I didnt consider the ones that have more than one 3-in-a-row, because that means they have been already won in some move before.

This sum give us 1348 possible games. So the probabilities are like this:

win in the 5th turn: 8.9%
win in the 6th turn: 21.96%
win in the 7th turn: 39.17%
win in the 8th turn: 24.93%
win in the 9th turn: 3.86%
Draw: 1.19%

And i have the list of all those numbers to prove it!!!

About the page:

8*3!*6*5 = 1440 <--- for ending in the fifth move?

even while thinking that all marks are different, the first player would have to chose between 8 lines, then he'll have 2 ways to place the 2nd mark, and then 1way to place the last one., the second player, well yes, he'll have 6 and 5;

that'll be 8*2!*6*5 = 480...

Then again, i don't want to trust that page. It has an ugly and grey design. ='(

actually, if you consider symmetry, there are only 3.

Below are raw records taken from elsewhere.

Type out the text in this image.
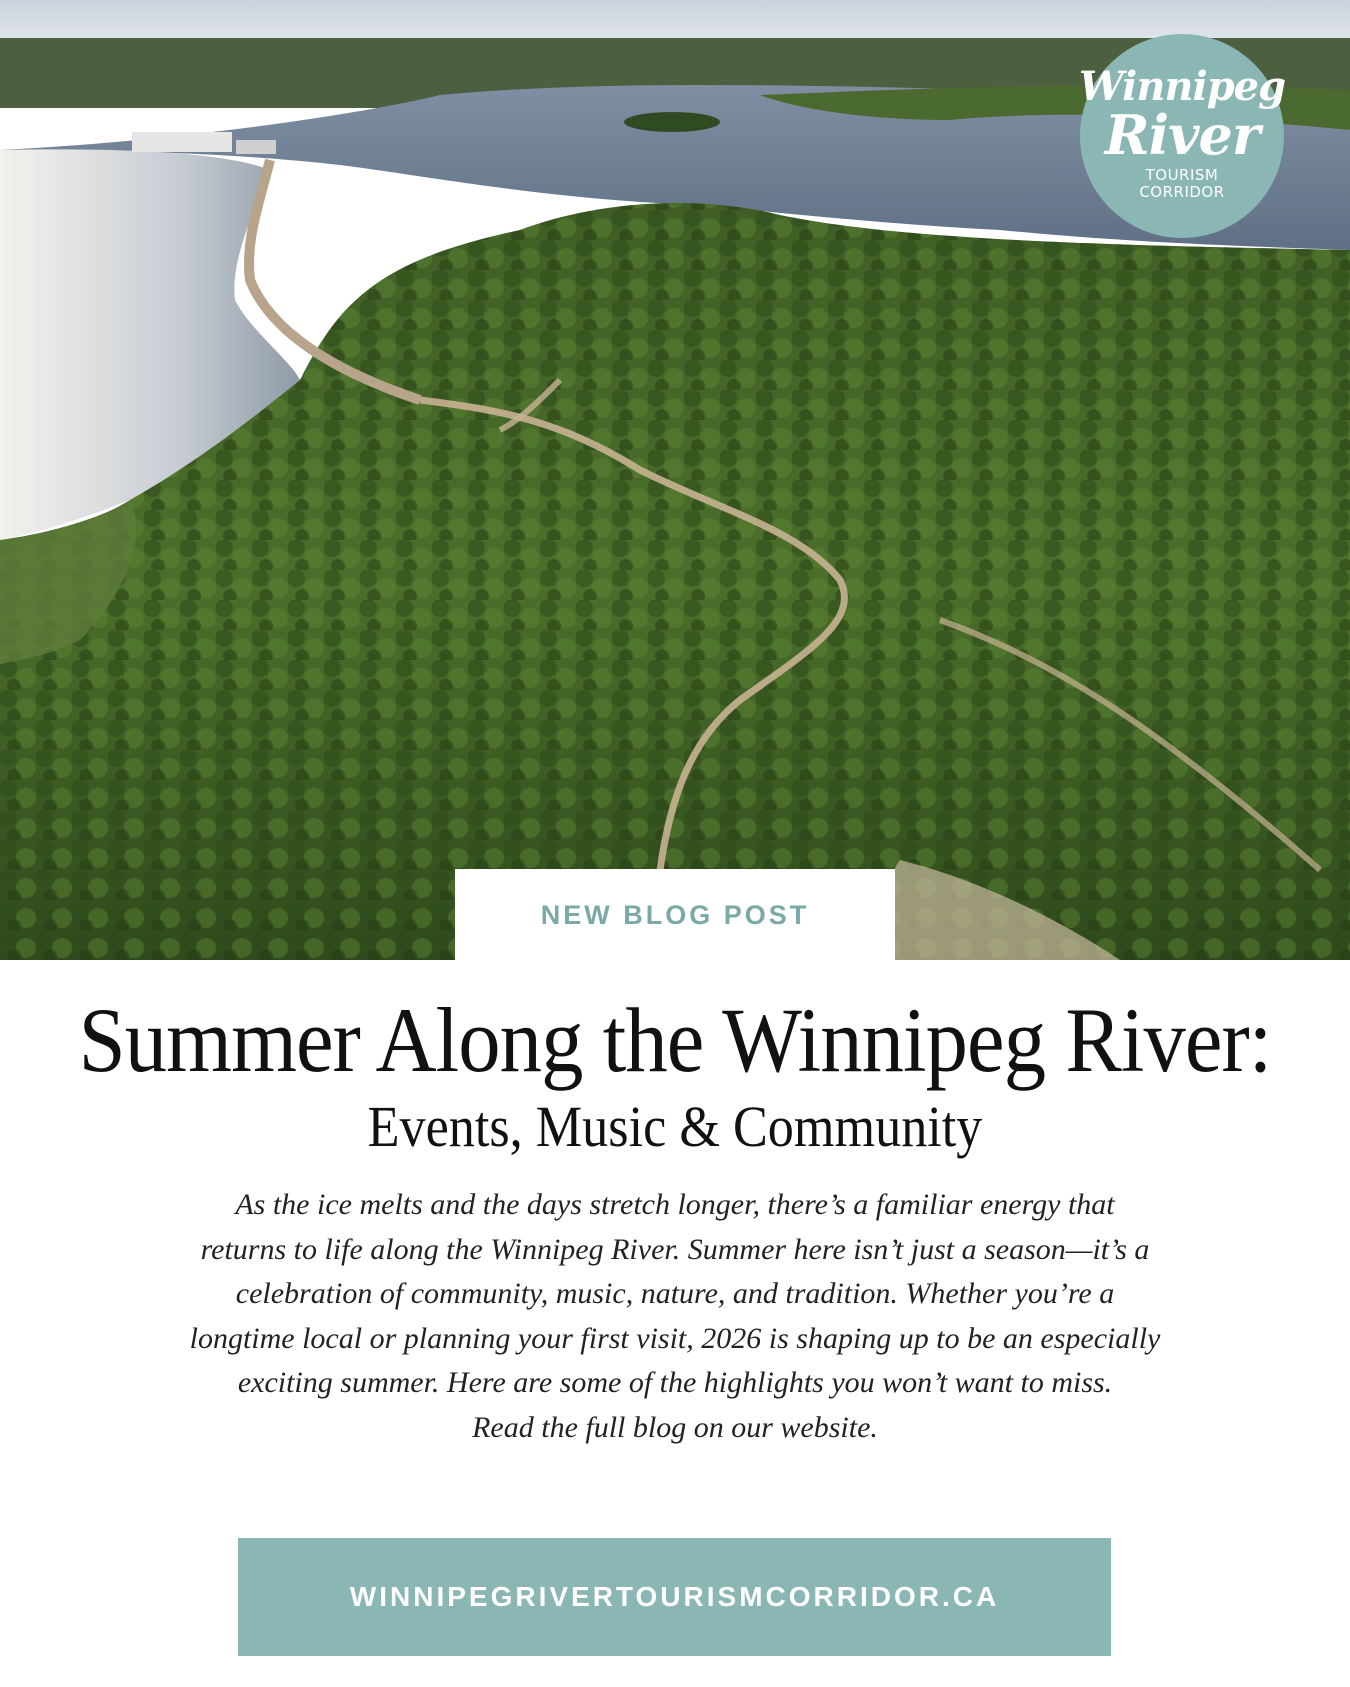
Winnipeg
River
TOURISM
CORRIDOR
NEW BLOG POST
Summer Along the Winnipeg River:
Events, Music & Community

As the ice melts and the days stretch longer, there’s a familiar energy that

returns to life along the Winnipeg River. Summer here isn’t just a season—it’s a

celebration of community, music, nature, and tradition. Whether you’re a

longtime local or planning your first visit, 2026 is shaping up to be an especially

exciting summer. Here are some of the highlights you won’t want to miss.

Read the full blog on our website.

WINNIPEGRIVERTOURISMCORRIDOR.CA
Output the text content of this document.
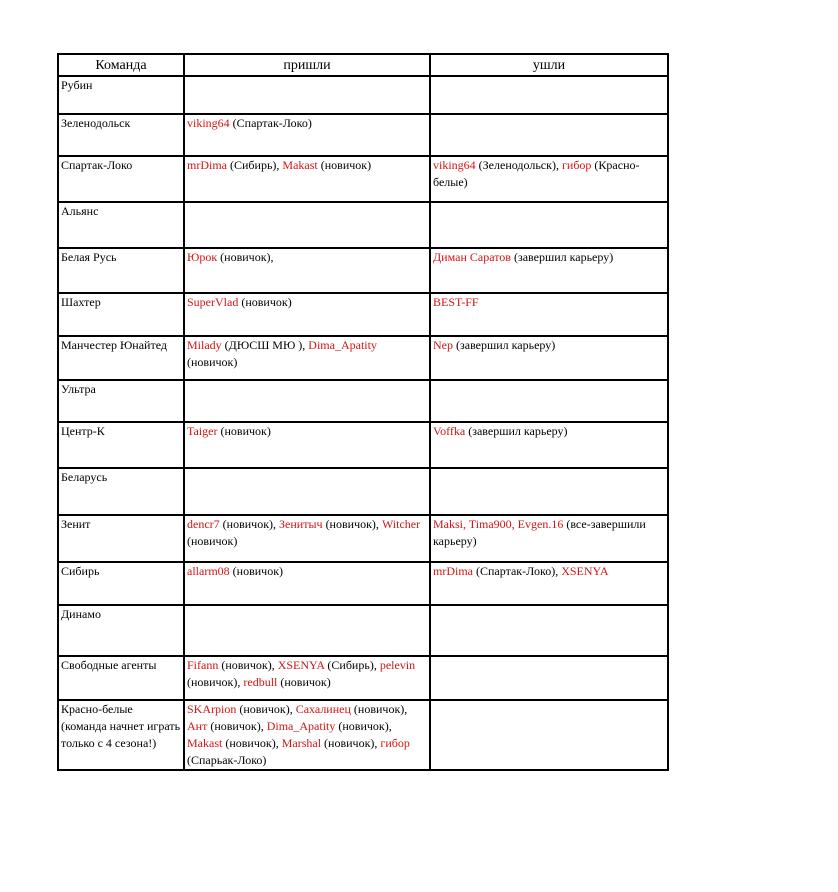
Команда	пришли	ушли
Рубин		
Зеленодольск	viking64 (Спартак-Локо)	
Спартак-Локо	mrDima (Сибирь), Makast (новичок)	viking64 (Зеленодольск), гибор (Красно-белые)
Альянс		
Белая Русь	Юрок (новичок),	Диман Саратов (завершил карьеру)
Шахтер	SuperVlad (новичок)	BEST-FF
Манчестер Юнайтед	Milady (ДЮСШ МЮ ), Dima_Apatity (новичок)	Nep (завершил карьеру)
Ультра		
Центр-К	Taiger (новичок)	Voffka (завершил карьеру)
Беларусь		
Зенит	dencr7 (новичок), Зенитыч (новичок), Witcher (новичок)	Maksi, Tima900, Evgen.16 (все-завершили карьеру)
Сибирь	allarm08 (новичок)	mrDima (Спартак-Локо), XSENYA
Динамо		
Свободные агенты	Fifann (новичок), XSENYA (Сибирь), pelevin (новичок), redbull (новичок)	
Красно-белые (команда начнет играть только с 4 сезона!)	SKArpion (новичок), Сахалинец (новичок), Ант (новичок), Dima_Apatity (новичок), Makast (новичок), Marshal (новичок), гибор (Спарьак-Локо)	
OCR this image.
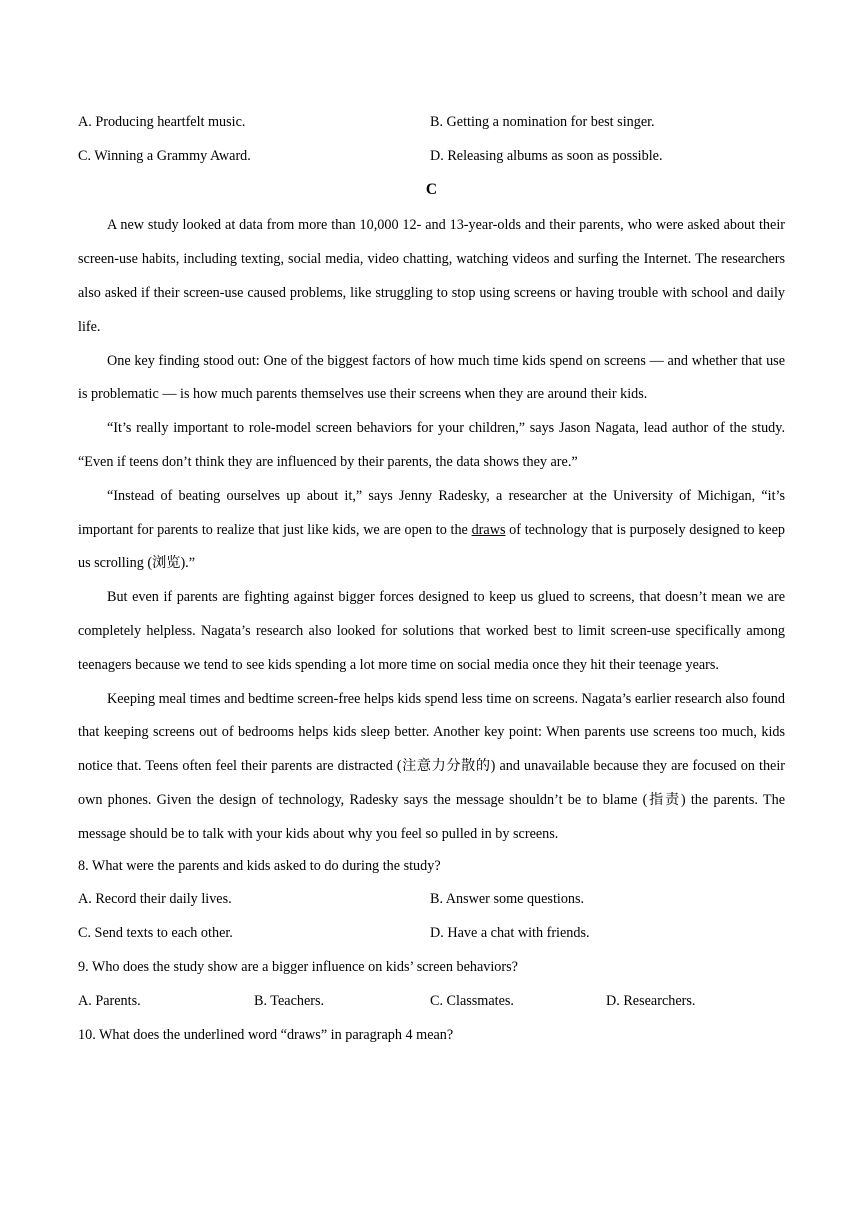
A. Producing heartfelt music.	B. Getting a nomination for best singer.
C. Winning a Grammy Award.	D. Releasing albums as soon as possible.
C

A new study looked at data from more than 10,000 12- and 13-year-olds and their parents, who were asked about their screen-use habits, including texting, social media, video chatting, watching videos and surfing the Internet. The researchers also asked if their screen-use caused problems, like struggling to stop using screens or having trouble with school and daily life.

One key finding stood out: One of the biggest factors of how much time kids spend on screens — and whether that use is problematic — is how much parents themselves use their screens when they are around their kids.

“It’s really important to role-model screen behaviors for your children,” says Jason Nagata, lead author of the study. “Even if teens don’t think they are influenced by their parents, the data shows they are.”

“Instead of beating ourselves up about it,” says Jenny Radesky, a researcher at the University of Michigan, “it’s important for parents to realize that just like kids, we are open to the draws of technology that is purposely designed to keep us scrolling (浏览).”

But even if parents are fighting against bigger forces designed to keep us glued to screens, that doesn’t mean we are completely helpless. Nagata’s research also looked for solutions that worked best to limit screen-use specifically among teenagers because we tend to see kids spending a lot more time on social media once they hit their teenage years.

Keeping meal times and bedtime screen-free helps kids spend less time on screens. Nagata’s earlier research also found that keeping screens out of bedrooms helps kids sleep better. Another key point: When parents use screens too much, kids notice that. Teens often feel their parents are distracted (注意力分散的) and unavailable because they are focused on their own phones. Given the design of technology, Radesky says the message shouldn’t be to blame (指责) the parents. The message should be to talk with your kids about why you feel so pulled in by screens.

8. What were the parents and kids asked to do during the study?
A. Record their daily lives.	B. Answer some questions.
C. Send texts to each other.	D. Have a chat with friends.
9. Who does the study show are a bigger influence on kids’ screen behaviors?
A. Parents.	B. Teachers.	C. Classmates.	D. Researchers.
10. What does the underlined word “draws” in paragraph 4 mean?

and for the real game play:

You get those numbers because you keep on playing after one of the players has won; if you don't do that you get:

move#: games/wins
0: 9/0
1: 72/0
2: 252/0
3: 756/0
4: 1260/180
5: 1440/210
6: 1080/562
7: 310/182
8: 54/50

In that page they count the game, say, 1, 2, 3 different from 3, 2, 1 (same board outcome but difference sequence).

kind regards,

Jos

to put the discussion back to the original intention.... all those statistics will not win you a game (i.e. tictactoe based on probability will in most real scenarios lead you to a loss)

to not lose a game, you have to play (doesn't matter who is first)
the centre-of-edge opening doesn't contain a no-loss-on-second-move move, but you can force a draw.
... provided you play sensibly.

May be the correct syntax for that table would be 'boards' instead of 'games'. I did tried to remove the already won games in the second table, by using the 'only one 3-in-a-row' filter, but i see that's not enough to guarantee you're removing all the already won games. I'll think of a way.

What comes to my mind now is that the ones in the 5th move are right.
In the 6th move i should only keep the ones won by player B... and i have no idea what to do for the 7th, 8th or 9th move. I'll make me some time latter to think about it.

Seems reasonable, but that 180 in the 5th move gave me some doubts, since i only found 120 trinary numbers with 4 zeros, 3 ones and 2 twos that have a 'valid' 3-in-a-row. I'll check that out latter.

Thanks Jos.

Kad

That's true, If the first player starts in a corner, the second player must play in the center, otherwise, the first player has a 100% of the times winning strategy.